The Oath of Enlistment, what does it mean?
By Chief Master Sgt, Joseph Romeo, 633rd Mission Support Group
/ Published September 06, 2012
LANGLEY AIR FORCE BASE, Va. -- The other day I was reviewing Air Force Instruction 1-1, Air Force Standards, when I came across the Oath of Enlistment.
Immediately I thought to myself, the oath is a major part of who we are in the military.
It forms the bedrock of what we stand for and are willing to fight for. But I wonder if some of us who say those words that form the oath fully embrace what they mean and do we let them guide our military service.
Think about that for a moment.
We often reaffirm the oath during reenlistments for enlisted members and during promotions for enlisted and officers. This is a joyous occasion, either we are continuing our service or maybe receiving our next promotion. I think some view it as a ceremonial gesture. While it is part of the ceremony it is far more than a simple gesture or a formality to get through before the document signing if reenlisting or the refreshments after the ceremony.
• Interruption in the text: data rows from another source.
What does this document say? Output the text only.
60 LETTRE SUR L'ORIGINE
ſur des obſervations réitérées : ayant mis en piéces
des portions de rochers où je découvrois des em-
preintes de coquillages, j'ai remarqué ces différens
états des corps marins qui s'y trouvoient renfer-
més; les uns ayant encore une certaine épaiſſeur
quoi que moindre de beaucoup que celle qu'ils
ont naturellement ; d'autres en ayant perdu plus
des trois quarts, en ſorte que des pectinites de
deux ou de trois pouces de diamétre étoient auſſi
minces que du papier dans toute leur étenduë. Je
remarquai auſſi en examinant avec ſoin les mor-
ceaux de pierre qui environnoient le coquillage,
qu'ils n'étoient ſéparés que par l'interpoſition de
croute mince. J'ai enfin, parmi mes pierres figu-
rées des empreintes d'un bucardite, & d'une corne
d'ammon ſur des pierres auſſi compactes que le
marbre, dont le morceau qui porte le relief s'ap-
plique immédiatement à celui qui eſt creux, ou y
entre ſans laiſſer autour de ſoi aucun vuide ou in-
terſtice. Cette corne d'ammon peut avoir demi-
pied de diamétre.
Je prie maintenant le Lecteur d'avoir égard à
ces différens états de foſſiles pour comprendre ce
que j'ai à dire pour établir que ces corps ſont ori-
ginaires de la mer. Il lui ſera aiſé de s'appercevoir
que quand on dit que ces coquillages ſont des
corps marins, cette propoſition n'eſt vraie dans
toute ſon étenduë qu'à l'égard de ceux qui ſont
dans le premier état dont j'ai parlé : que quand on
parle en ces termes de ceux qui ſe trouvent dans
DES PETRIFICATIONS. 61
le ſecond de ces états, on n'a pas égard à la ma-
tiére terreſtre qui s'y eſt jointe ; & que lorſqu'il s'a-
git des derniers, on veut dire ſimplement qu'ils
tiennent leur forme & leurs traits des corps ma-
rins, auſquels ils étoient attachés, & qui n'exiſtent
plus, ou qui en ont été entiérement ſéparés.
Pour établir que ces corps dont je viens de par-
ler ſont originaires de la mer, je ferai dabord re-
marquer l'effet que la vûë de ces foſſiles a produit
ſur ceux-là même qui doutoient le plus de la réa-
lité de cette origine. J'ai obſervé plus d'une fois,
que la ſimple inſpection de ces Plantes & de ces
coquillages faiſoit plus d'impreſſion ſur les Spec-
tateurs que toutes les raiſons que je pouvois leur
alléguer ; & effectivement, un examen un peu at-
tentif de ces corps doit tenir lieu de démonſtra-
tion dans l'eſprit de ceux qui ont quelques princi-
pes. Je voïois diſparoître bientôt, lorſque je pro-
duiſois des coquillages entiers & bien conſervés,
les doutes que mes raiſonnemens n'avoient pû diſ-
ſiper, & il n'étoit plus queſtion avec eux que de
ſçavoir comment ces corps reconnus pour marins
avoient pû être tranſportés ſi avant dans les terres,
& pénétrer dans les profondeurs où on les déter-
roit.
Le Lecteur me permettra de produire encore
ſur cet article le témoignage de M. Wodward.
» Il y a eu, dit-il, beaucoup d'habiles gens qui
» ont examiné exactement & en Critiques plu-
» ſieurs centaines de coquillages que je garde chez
I distinctly remember being administered the oath 28 years ago, almost as if it was just yesterday. I was at Fort Jackson, South Carolina going through my preparations to enlist in the U.S. Air Force. I stood in a room with at least 40 or 50 other people, all standing at what we called "attention," facing the front of the room. An officer entered and said he was going to administer the Oath of Enlistment to all of us. At this point, I had never heard the words so I had no idea as to what we were going to say.
We raised our right hands, as he asked us to, and began to recite after him. It seemed as if time stood still, because I mentally paused and reflected on the words I was repeating. I thought to myself this is not a joke - this is real.
Was I prepared to follow through on this oath?
As soon as he had administered the Oath of Enlistment, I immediately felt a strong sense of patriotism. I felt as if I was invincible. Don't laugh. I'm not sure why, but I was young, I really felt a sense of belonging to something bigger than myself.
After the feelings of patriotism and invincibility passed, a sense of nervousness came over me. As I replayed the words in my head again, I remembered...
will support and defend the constitution of the United States against all enemies, foreign and domestic and that I will bear true faith and allegiance to the same...
I thought, I could very well die. I would be defending the framework and the beliefs of a nation. I would do so against all enemies meaning I might have to fight to save my life, or another's, or our way of life. I might have to do it far removed from the safety of our country - but the country would be safe, or so I thought.
As we all know 9-11 took care of that so-called safety reassurance. To answer my nation's call, I would support the oath I took on foreign lands.
But the oath also stated domestic enemies, so that meant I might have to make a defensive stance in my own country - against my fellow Americans.
Could I do that, to a fellow American?
After a few moments of reflection, and looking to the Man Upstairs, the answer to all was an emphatic "yes, if I had to."
So now, what about faith and allegiance? I would have faith in my country especially if I fell into enemy hands. I would have faith America would do whatever she could to secure my freedom. I would also maintain my loyalty and duty to her because she is a part of me.
I would and will obey the orders of the President of the United States, and the orders of the officers appointed over me according to regulations and the uniformed code of military justice, so help me God.
When I read this part, I wondered if we took the oath freely, why do we have so many breaches in discipline?
Before we ever really do anything in the military, we must accept the oath. So, what I am saying is we should have known what we were getting into. We agreed to follow the orders of those appointed over us. We all have bosses; but, we are all human and make mistakes.
I chose to join the military and part of making that official is the oath - the promise - we make to be a part of this elite group of Americans. We made that oral commitment so all will know what our country means to us and what we will do to defend it, its values, and the right to our way of life.